The last four Australian interest rate hikes in Aug 2007, Nov, Feb and March 2008 coincided with a global financial market crunch from which Australia was not exempt. As a result, authorities at the Reserve Bank of Australia shifted their policy bias to neutral in April, observing then that monetary conditions since mid-2007 had tightened “substantially” and predicting that such would lead to the significant slowdown in aggregate demand that Australia needs if inflation is to settle back into target. The central bank today left its cash rate at 7.25% as it did in April compared to a cyclical low of 4.25% in early 2002. But today’s statement expresses less confidence than April’s that the baseline forecast will prove correct. Officials admit that Australia’s terms of trade (export/import price ratio) is rising by more than had been expected. For a commodity producer like Australia, that stimulates growth. The statement does not mention a huge tax cut that will be produce a second growth driver later this year but concedes that “opposing forces” are at work on demand, creating considerable “uncertainty” over the outlook for both demand and inflation.

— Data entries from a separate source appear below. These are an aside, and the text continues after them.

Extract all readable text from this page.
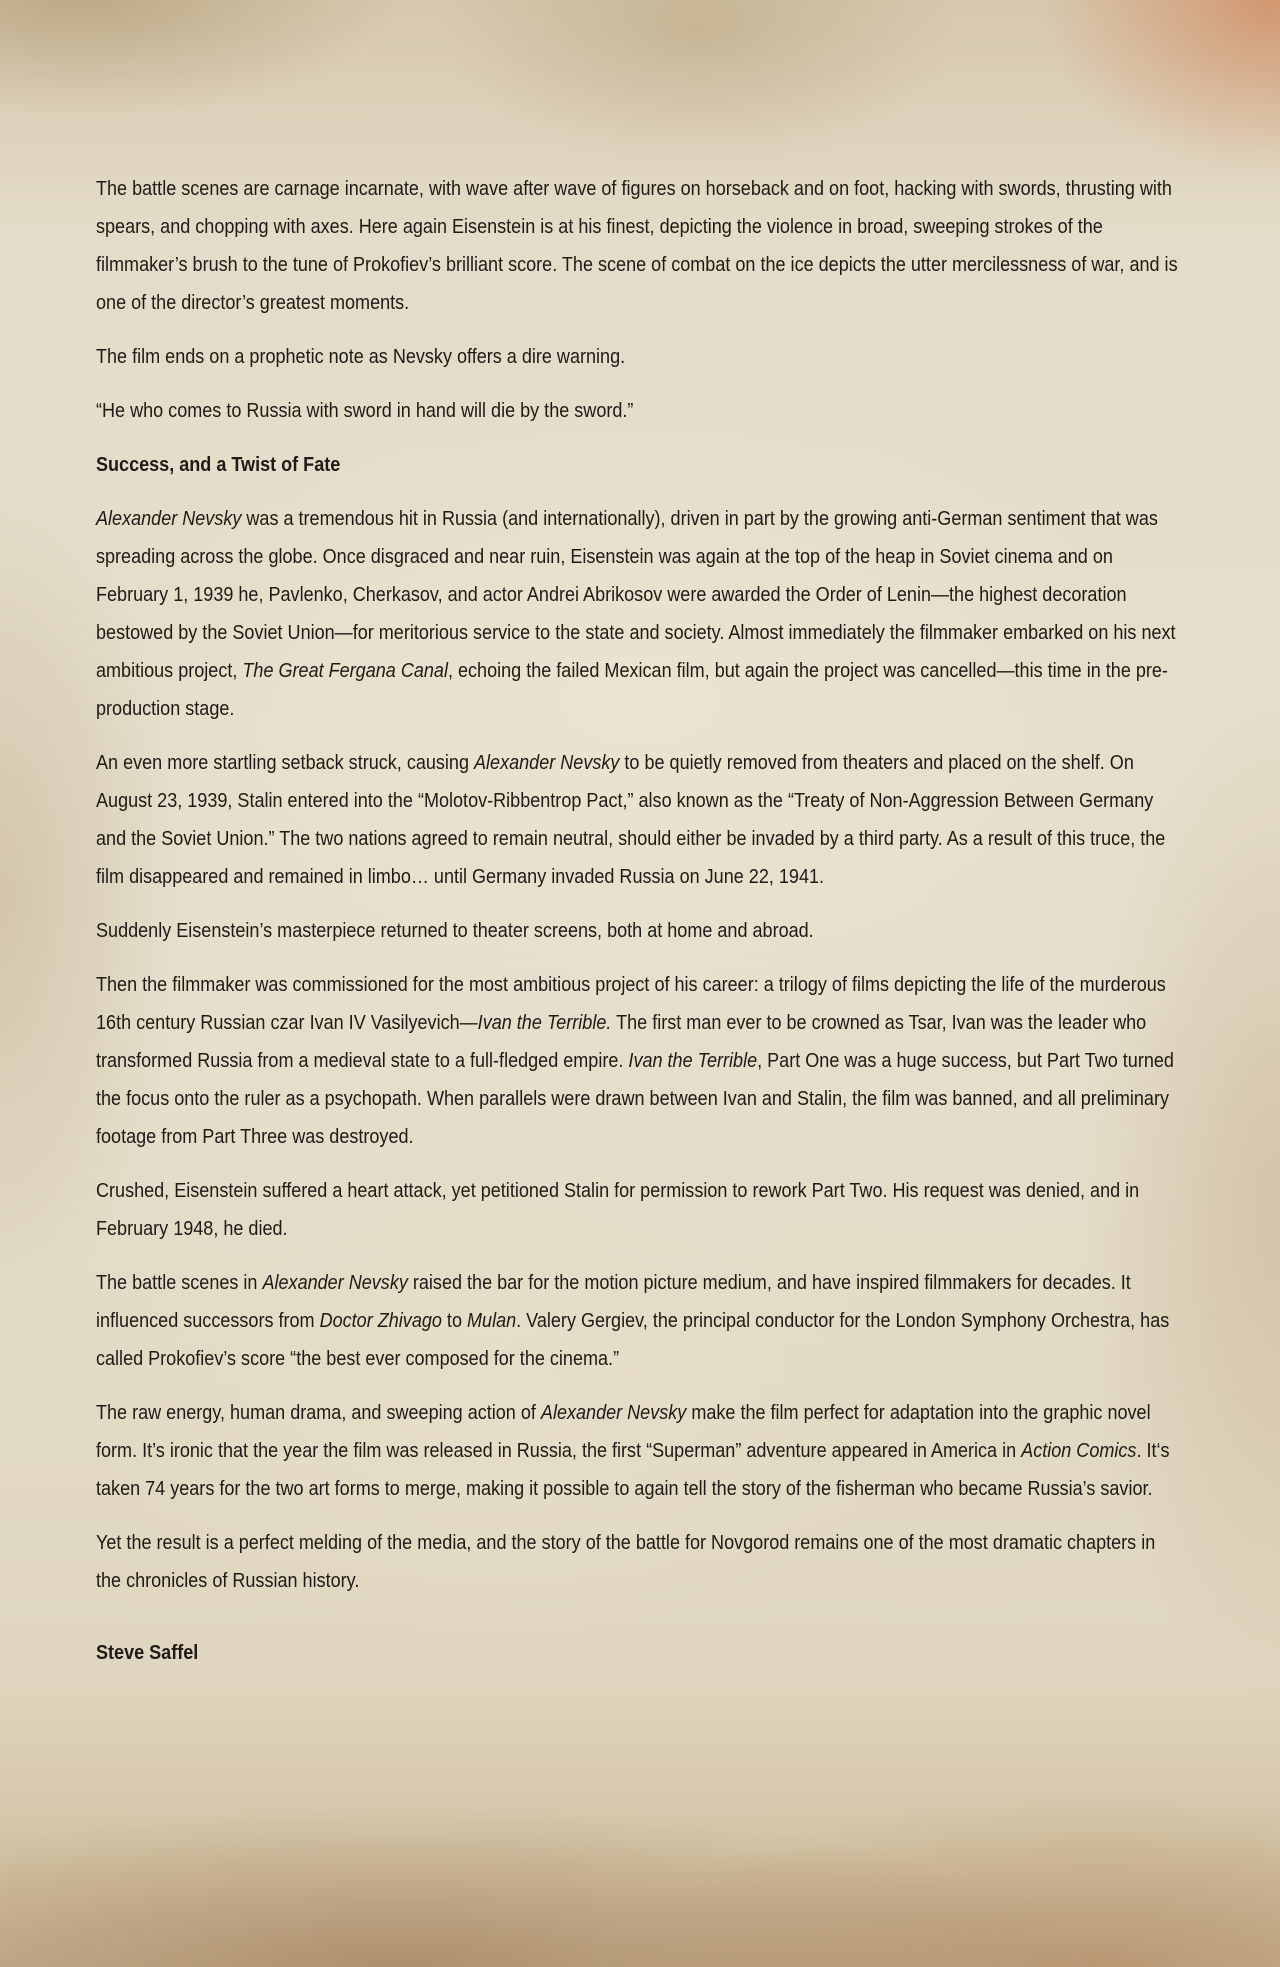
The battle scenes are carnage incarnate, with wave after wave of figures on horseback and on foot, hacking with swords, thrusting with spears, and chopping with axes. Here again Eisenstein is at his finest, depicting the violence in broad, sweeping strokes of the filmmaker’s brush to the tune of Prokofiev’s brilliant score. The scene of combat on the ice depicts the utter mercilessness of war, and is one of the director’s greatest moments.

The film ends on a prophetic note as Nevsky offers a dire warning.

“He who comes to Russia with sword in hand will die by the sword.”

Success, and a Twist of Fate

Alexander Nevsky was a tremendous hit in Russia (and internationally), driven in part by the growing anti-German sentiment that was spreading across the globe. Once disgraced and near ruin, Eisenstein was again at the top of the heap in Soviet cinema and on February 1, 1939 he, Pavlenko, Cherkasov, and actor Andrei Abrikosov were awarded the Order of Lenin—the highest decoration bestowed by the Soviet Union—for meritorious service to the state and society. Almost immediately the filmmaker embarked on his next ambitious project, The Great Fergana Canal, echoing the failed Mexican film, but again the project was cancelled—this time in the pre-production stage.

An even more startling setback struck, causing Alexander Nevsky to be quietly removed from theaters and placed on the shelf. On August 23, 1939, Stalin entered into the “Molotov-Ribbentrop Pact,” also known as the “Treaty of Non-Aggression Between Germany and the Soviet Union.” The two nations agreed to remain neutral, should either be invaded by a third party. As a result of this truce, the film disappeared and remained in limbo… until Germany invaded Russia on June 22, 1941.

Suddenly Eisenstein’s masterpiece returned to theater screens, both at home and abroad.

Then the filmmaker was commissioned for the most ambitious project of his career: a trilogy of films depicting the life of the murderous 16th century Russian czar Ivan IV Vasilyevich—Ivan the Terrible. The first man ever to be crowned as Tsar, Ivan was the leader who transformed Russia from a medieval state to a full-fledged empire. Ivan the Terrible, Part One was a huge success, but Part Two turned the focus onto the ruler as a psychopath. When parallels were drawn between Ivan and Stalin, the film was banned, and all preliminary footage from Part Three was destroyed.

Crushed, Eisenstein suffered a heart attack, yet petitioned Stalin for permission to rework Part Two. His request was denied, and in February 1948, he died.

The battle scenes in Alexander Nevsky raised the bar for the motion picture medium, and have inspired filmmakers for decades. It influenced successors from Doctor Zhivago to Mulan. Valery Gergiev, the principal conductor for the London Symphony Orchestra, has called Prokofiev’s score “the best ever composed for the cinema.”

The raw energy, human drama, and sweeping action of Alexander Nevsky make the film perfect for adaptation into the graphic novel form. It’s ironic that the year the film was released in Russia, the first “Superman” adventure appeared in America in Action Comics. It‘s taken 74 years for the two art forms to merge, making it possible to again tell the story of the fisherman who became Russia’s savior.

Yet the result is a perfect melding of the media, and the story of the battle for Novgorod remains one of the most dramatic chapters in the chronicles of Russian history.

Steve Saffel
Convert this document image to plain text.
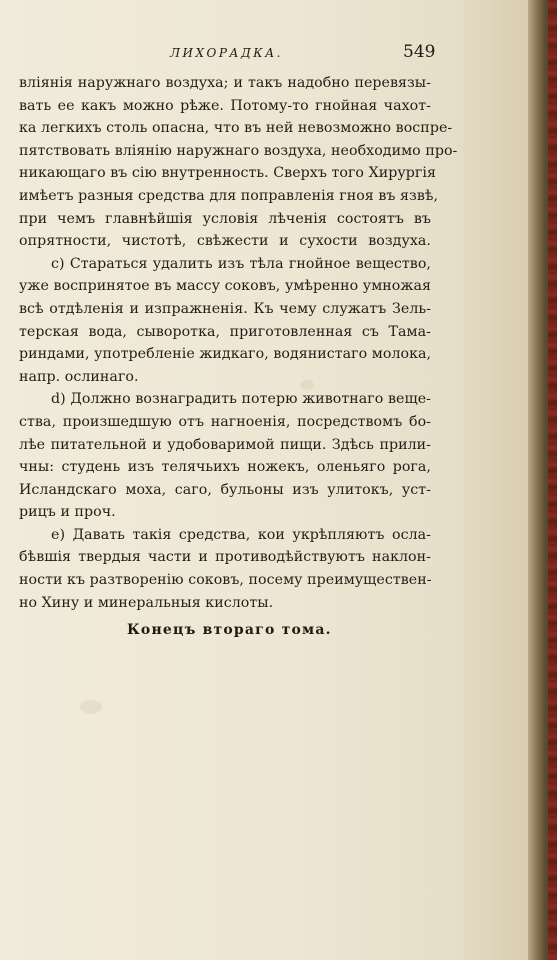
ЛИХОРАДКА.	549
вліянія наружнаго воздуха; и такъ надобно перевязы-
вать ее какъ можно рѣже. Потому-то гнойная чахот-
ка легкихъ столь опасна, что въ ней невозможно воспре-
пятствовать вліянію наружнаго воздуха, необходимо про-
никающаго въ сію внутренность. Сверхъ того Хирургія
имѣетъ разныя средства для поправленія гноя въ язвѣ,
при чемъ главнѣйшія условія лѣченія состоятъ въ
опрятности, чистотѣ, свѣжести и сухости воздуха.
c) Стараться удалить изъ тѣла гнойное вещество,
уже воспринятое въ массу соковъ, умѣренно умножая
всѣ отдѣленія и изпражненія. Къ чему служатъ Зель-
терская вода, сыворотка, приготовленная съ Тама-
риндами, употребленіе жидкаго, водянистаго молока,
напр. ослинаго.
d) Должно вознаградить потерю животнаго веще-
ства, произшедшую отъ нагноенія, посредствомъ бо-
лѣе питательной и удобоваримой пищи. Здѣсь прили-
чны: студень изъ телячьихъ ножекъ, оленьяго рога,
Исландскаго моха, саго, бульоны изъ улитокъ, уст-
рицъ и проч.
e) Давать такія средства, кои укрѣпляютъ осла-
бѣвшія твердыя части и противодѣйствуютъ наклон-
ности къ разтворенію соковъ, посему преимуществен-
но Хину и минеральныя кислоты.
Конецъ втораго тома.
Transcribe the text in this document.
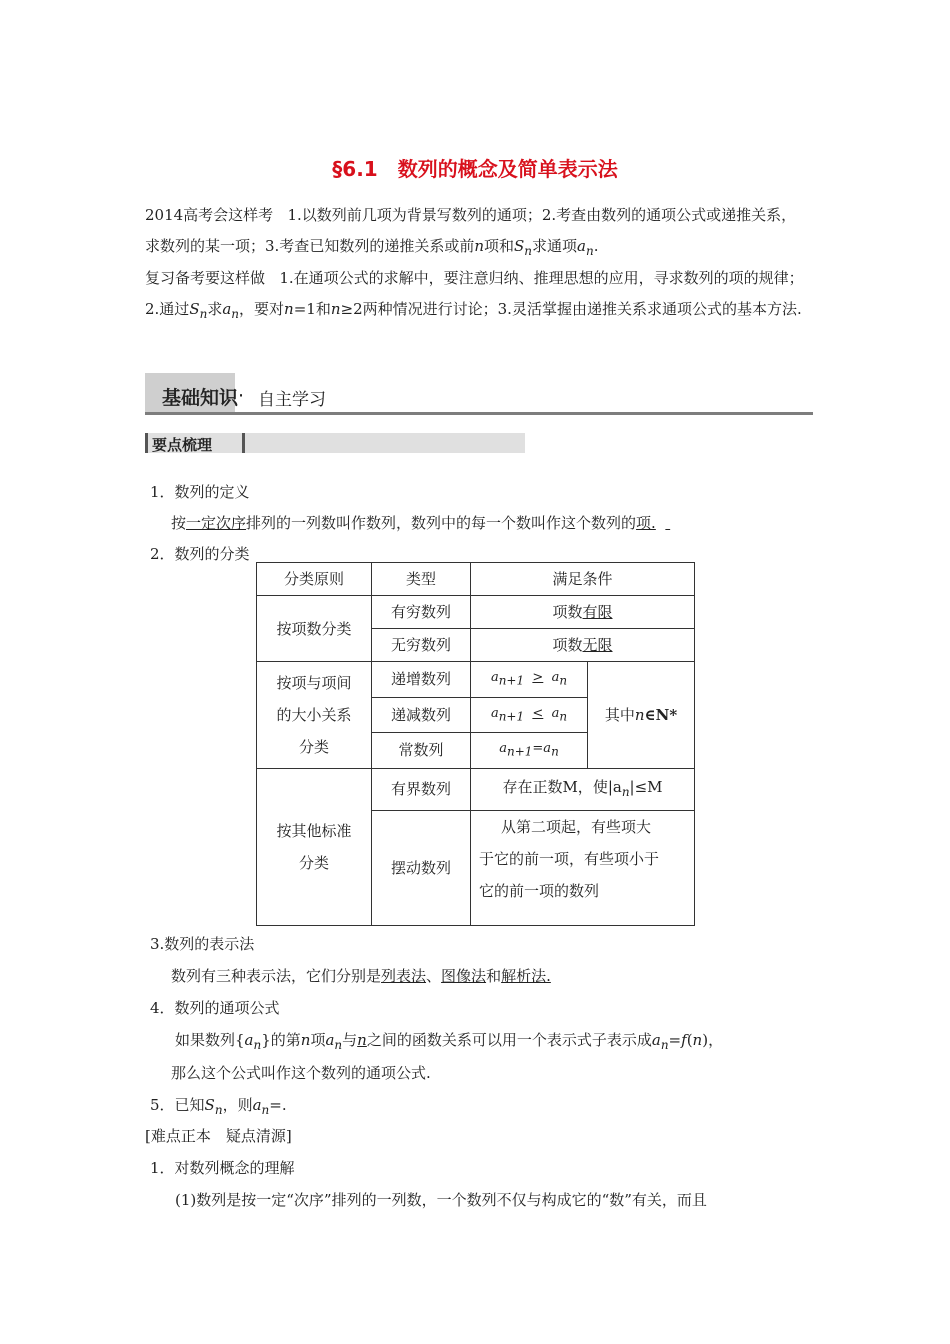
§6.1　数列的概念及简单表示法
2014高考会这样考 1.以数列前几项为背景写数列的通项；2.考查由数列的通项公式或递推关系，求数列的某一项；3.考查已知数列的递推关系或前n项和$S_n$求通项$a_n$.
复习备考要这样做 1.在通项公式的求解中，要注意归纳、推理思想的应用，寻求数列的项的规律；2.通过$S_n$求$a_n$，要对n=1和n≥2两种情况进行讨论；3.灵活掌握由递推关系求通项公式的基本方法.
基础知识 · 自主学习
要点梳理
1．数列的定义
按一定次序排列的一列数叫作数列，数列中的每一个数叫作这个数列的项.
2．数列的分类
分类原则	类型	满足条件	
按项数分类	有穷数列	项数有限	
	无穷数列	项数无限	

按项与项间
的大小关系
分类	递增数列	$a_{n+1} > a_n$	其中n∈N*
	递减数列	$a_{n+1} < a_n$
	常数列	$a_{n+1}=a_n$

按其他标准
分类	有界数列	存在正数M，使$|a_n|\le M$	
	摆动数列	从第二项起，有些项大
于它的前一项，有些项小于
它的前一项的数列	
3.数列的表示法
数列有三种表示法，它们分别是列表法、图像法和解析法.
4．数列的通项公式
如果数列$\{a_n\}$的第n项$a_n$与n之间的函数关系可以用一个表示式子表示成$a_n=f(n)$，
那么这个公式叫作这个数列的通项公式.
5．已知$S_n$，则$a_n=$.
[难点正本　疑点清源]
1．对数列概念的理解
(1)数列是按一定“次序”排列的一列数，一个数列不仅与构成它的“数”有关，而且
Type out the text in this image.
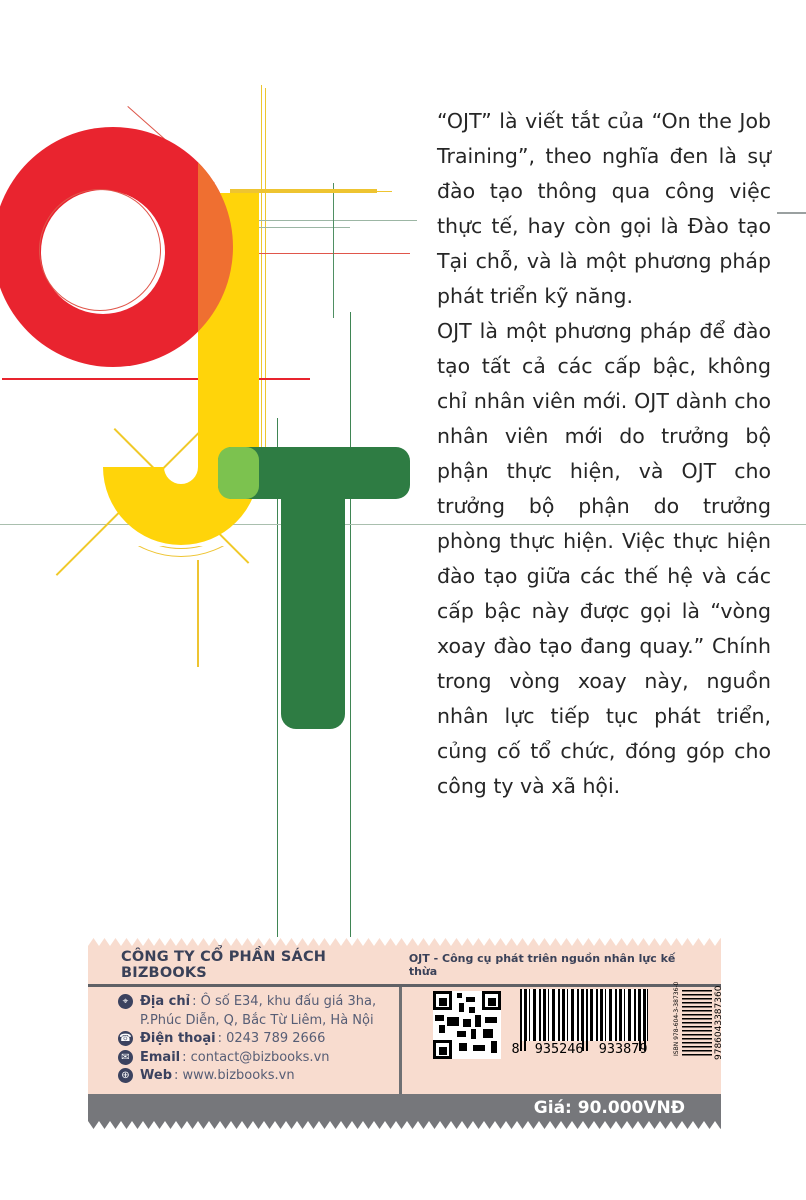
“OJT” là viết tắt của “On the Job Training”, theo nghĩa đen là sự đào tạo thông qua công việc thực tế, hay còn gọi là Đào tạo Tại chỗ, và là một phương pháp phát triển kỹ năng.

OJT là một phương pháp để đào tạo tất cả các cấp bậc, không chỉ nhân viên mới. OJT dành cho nhân viên mới do trưởng bộ phận thực hiện, và OJT cho trưởng bộ phận do trưởng phòng thực hiện. Việc thực hiện đào tạo giữa các thế hệ và các cấp bậc này được gọi là “vòng xoay đào tạo đang quay.” Chính trong vòng xoay này, nguồn nhân lực tiếp tục phát triển, củng cố tổ chức, đóng góp cho công ty và xã hội.

CÔNG TY CỔ PHẦN SÁCH BIZBOOKS
OJT - Công cụ phát triên nguồn nhân lực kế thừa
⌖ Địa chỉ : Ô số E34, khu đấu giá 3ha,
P.Phúc Diễn, Q, Bắc Từ Liêm, Hà Nội
☎ Điện thoại : 0243 789 2666
✉ Email : contact@bizbooks.vn
⊕ Web : www.bizbooks.vn
8 935246 933879	ISBN 978-604-3-38736-0	9786043387360
Giá: 90.000VNĐ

There is still no chance of a near-term rate hike. The statement speaks about “accumulating evidence” of the predicted slowdown in demand, without specifically mentioning that retail sales volume fell by 0.1% in 1Q08 or that full-time jobs grew merely 4.4K during the last quarter. But with core and headline inflation climbing further above target, the hedged forecast serves notice that 7.25% may not be the eventual central bank rate’s peak. Like Keynes, officials reserve the right to change opinion if future facts deviate from what is being assumed.